## Example 3 - Permutation Test

In [5]:
import pandas as pd
import numpy as np

In [13]:
import findspark
findspark.init()

In [14]:
import pyspark
sc = pyspark.SparkContext(appName="MyAppName")

In [15]:
from pyspark.sql import SparkSession
spark = SparkSession(sc)

In [2]:
data = pd.read_csv("mammals.csv")

In [3]:
data.head()

Unnamed: 0.1,Unnamed: 0,body,brain
0,Arctic fox,3.385,44.5
1,Owl monkey,0.48,15.5
2,Mountain beaver,1.35,8.1
3,Cow,465.0,423.0
4,Grey wolf,36.33,119.5


In [6]:
observed_correlation = np.corrcoef(data.body, data.brain) [0,1]
print(observed_correlation)

0.9341638423233545


In [8]:
def simulate():
    return np.corrcoef(data.body, np.random.permutation(data. brain) ) [0,1]

In [9]:
n_sim = 10000
simulation = [ simulate() for i in range(n_sim) ]
p_value = sum([observed_correlation<=random_correlation
                for random_correlation in simulation ]) / n_sim
print(p_value)

0.0


So far, all our simulations were carried out on one core of our computer.

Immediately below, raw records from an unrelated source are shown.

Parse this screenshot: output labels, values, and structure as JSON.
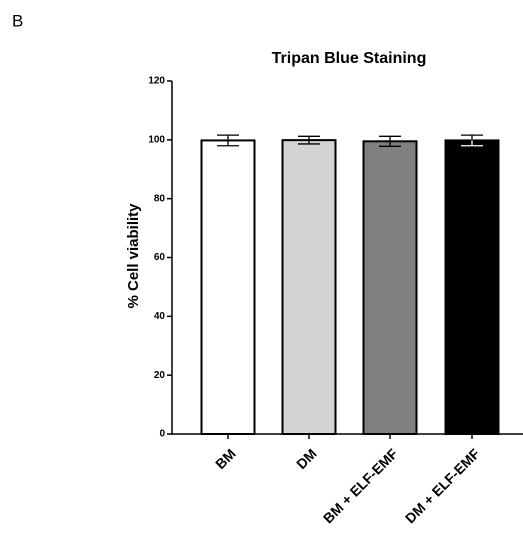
{
  "panel_label": "B",
  "chart_data": {
    "type": "bar",
    "title": "Tripan Blue Staining",
    "y_label": "% Cell viability",
    "categories": [
      "BM",
      "DM",
      "BM + ELF-EMF",
      "DM + ELF-EMF"
    ],
    "values": [
      99.8,
      99.9,
      99.5,
      99.8
    ],
    "errors": [
      1.8,
      1.3,
      1.7,
      1.8
    ],
    "colors": [
      "#ffffff",
      "#d3d3d3",
      "#808080",
      "#000000"
    ],
    "ylim": [
      0,
      120
    ],
    "yticks": [
      0,
      20,
      40,
      60,
      80,
      100,
      120
    ]
  }
}
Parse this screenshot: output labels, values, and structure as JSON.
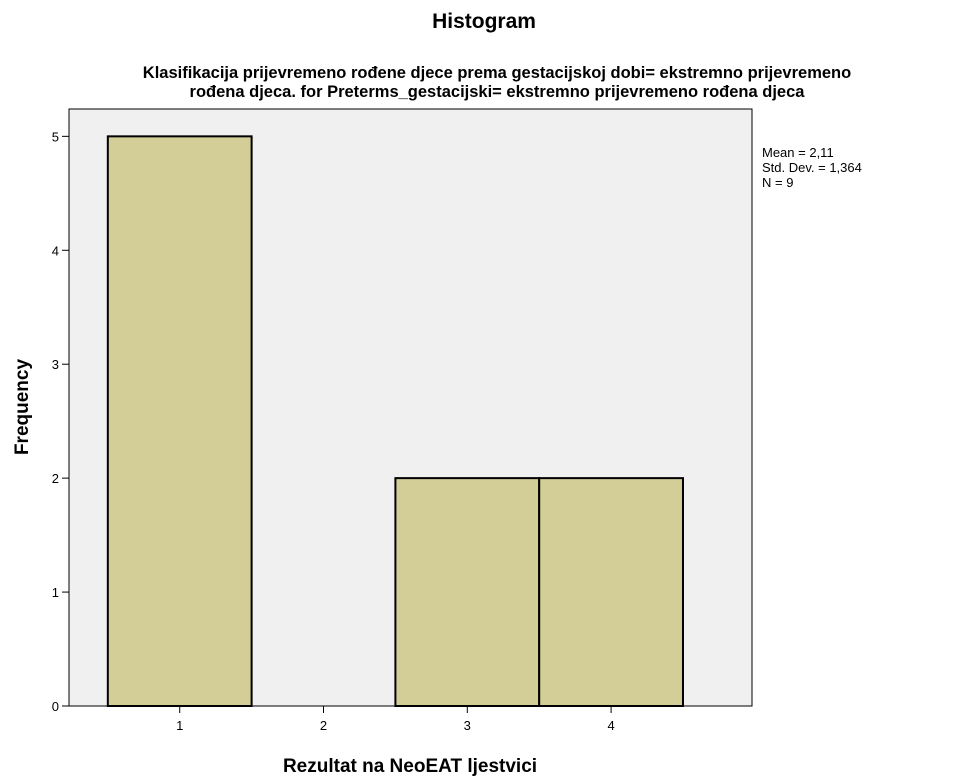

We can use Spark to perform
this calculation across more cores and potentially also different computers in the Spark cluster

In [10]:
n_batch = 10
n_sim_per_batch = 1000

In [11]:
def simulate_batch(seed):
    np.random.seed (seed)
    return [ simulate() for i in range(n_sim_per_batch) ]

In [16]:
simulation = sc.parallelize(range(n_batch)).map(simulate_batch).collect()

In [17]:
p_value = sum([observed_correlation<=random_correlation
                        for block in simulation
for random_correlation in block ]) / n_sim
print(p_value)

0.0